Real conversations can often be pointless. They go around and around and never go anywhere, often without a satisfying end. People stutter and change their minds, and although there could be a good reason for this kind of dialogue within a story, such as showing how indecisive a character is, it wouldn’t be overly entertaining to read. The ums, ahs, likes, and you knows, would sound extremely authentic, but they would make the character sound unsure and nervous because we’re not used to reading them in dialogue.
How to write realistic dialogue
Overhearing conversations in cafes and train station platforms remains a valuable writing exercise, though. We can pick up the rhythm of real-life conversation. Hemingway, in particular, replicated the rhythm of real conversation to great effect in his writing. Good writers take a conversation and filter out every superfluous syllable to rework the passage into realistic dialogue with intelligent subtext.

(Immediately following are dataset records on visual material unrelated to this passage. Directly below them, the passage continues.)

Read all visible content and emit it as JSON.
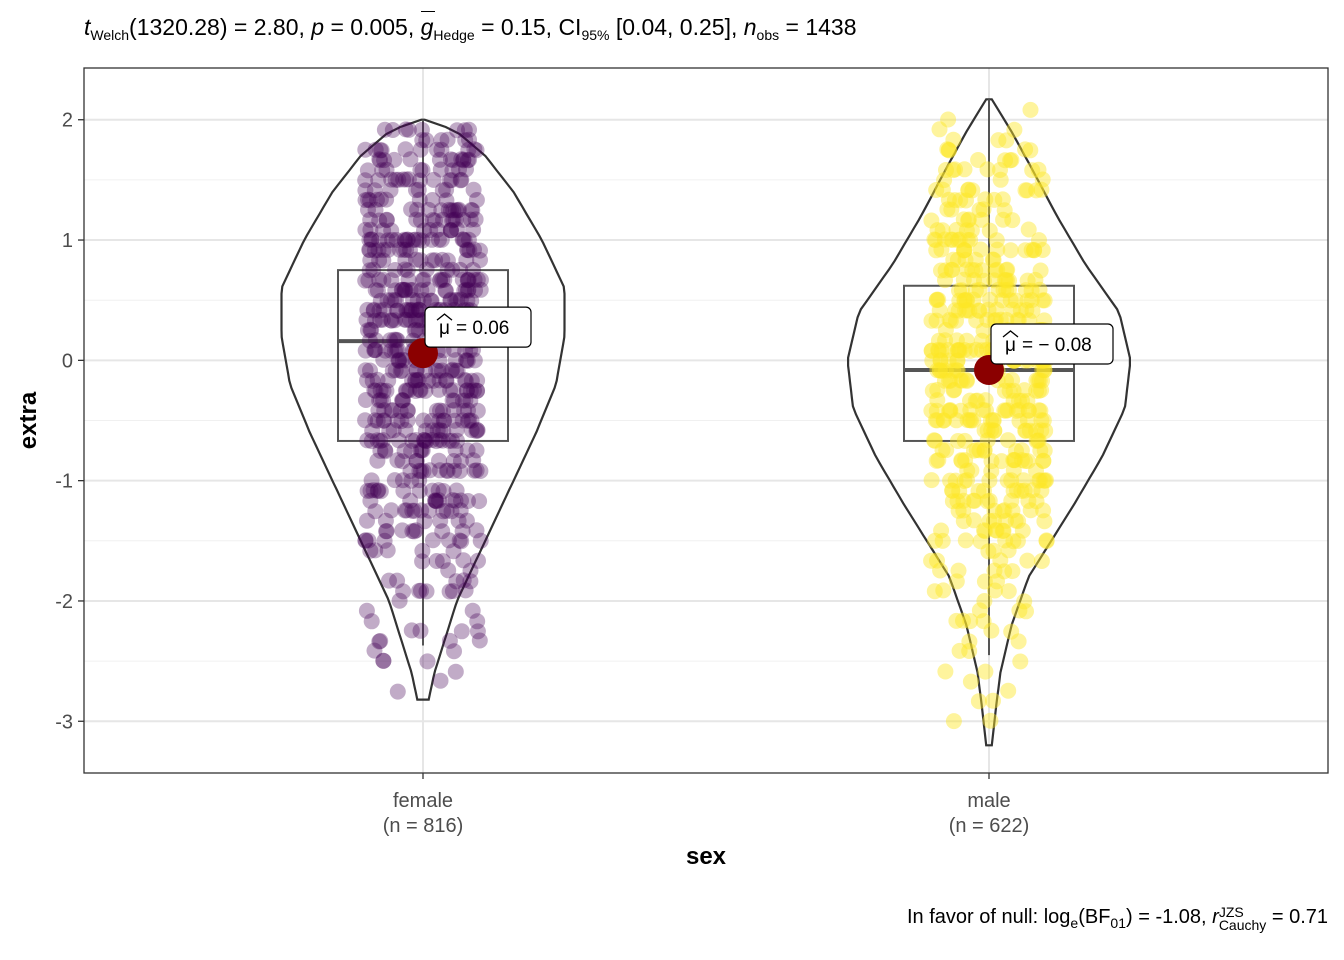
{
  "subtitle": {
    "t_sym": "t",
    "t_sub": "Welch",
    "t_part": "(1320.28) = 2.80, ",
    "p_sym": "p",
    "p_part": " = 0.005, ",
    "g_sym": "g",
    "g_sub": "Hedge",
    "g_part": " = 0.15, CI",
    "ci_sub": "95%",
    "ci_part": " [0.04, 0.25], ",
    "n_sym": "n",
    "n_sub": "obs",
    "n_part": " = 1438"
  },
  "caption": {
    "prefix": "In favor of null: log",
    "log_sub": "e",
    "bf_open": "(BF",
    "bf_sub": "01",
    "bf_part": ") = -1.08, ",
    "r_sym": "r",
    "r_sup": "JZS",
    "r_sub": "Cauchy",
    "r_part": " = 0.71"
  },
  "chart_data": {
    "type": "violin-box-jitter",
    "xlabel": "sex",
    "ylabel": "extra",
    "ylim": [
      -3.43,
      2.43
    ],
    "yticks": [
      -3,
      -2,
      -1,
      0,
      1,
      2
    ],
    "ytick_labels": [
      "-3",
      "-2",
      "-1",
      "0",
      "1",
      "2"
    ],
    "grid": true,
    "groups": [
      {
        "name": "female",
        "n_label": "(n = 816)",
        "color": "#440154",
        "mean": 0.06,
        "mean_label": "= 0.06",
        "box": {
          "q1": -0.67,
          "median": 0.16,
          "q3": 0.75,
          "whisker_low": -2.37,
          "whisker_high": 2.0
        },
        "violin": {
          "min": -2.82,
          "max": 2.0,
          "max_half_width": 0.25,
          "profile": [
            [
              -2.82,
              0.01
            ],
            [
              -2.6,
              0.02
            ],
            [
              -2.3,
              0.04
            ],
            [
              -2.0,
              0.06
            ],
            [
              -1.7,
              0.09
            ],
            [
              -1.3,
              0.13
            ],
            [
              -1.0,
              0.16
            ],
            [
              -0.6,
              0.2
            ],
            [
              -0.2,
              0.235
            ],
            [
              0.2,
              0.25
            ],
            [
              0.6,
              0.25
            ],
            [
              1.0,
              0.21
            ],
            [
              1.4,
              0.16
            ],
            [
              1.7,
              0.11
            ],
            [
              1.9,
              0.06
            ],
            [
              2.0,
              0.01
            ]
          ]
        }
      },
      {
        "name": "male",
        "n_label": "(n = 622)",
        "color": "#FDE725",
        "mean": -0.08,
        "mean_label": "= − 0.08",
        "box": {
          "q1": -0.67,
          "median": -0.08,
          "q3": 0.62,
          "whisker_low": -2.45,
          "whisker_high": 2.17
        },
        "violin": {
          "min": -3.2,
          "max": 2.17,
          "max_half_width": 0.25,
          "profile": [
            [
              -3.2,
              0.005
            ],
            [
              -2.9,
              0.012
            ],
            [
              -2.6,
              0.02
            ],
            [
              -2.2,
              0.04
            ],
            [
              -1.8,
              0.07
            ],
            [
              -1.5,
              0.11
            ],
            [
              -1.2,
              0.15
            ],
            [
              -0.8,
              0.2
            ],
            [
              -0.4,
              0.24
            ],
            [
              0.0,
              0.25
            ],
            [
              0.4,
              0.23
            ],
            [
              0.8,
              0.17
            ],
            [
              1.2,
              0.12
            ],
            [
              1.6,
              0.075
            ],
            [
              1.9,
              0.04
            ],
            [
              2.17,
              0.005
            ]
          ]
        }
      }
    ],
    "mean_symbol": "μ"
  }
}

If you take the time to listen to actual conversation, you’ll hear how inappropriate it would sound on the page. I say ‘take the time’ because our brains automatically filter out all the filler unless we’re really listening. Have you ever transcribed natural speech? Half of the words aren’t doing anything useful. Dialogue must feel real to the reader, but that’s something different than being real. You won’t find pure, authentic conversation as dialogue in fiction, and if you did, you probably wouldn’t enjoy reading it.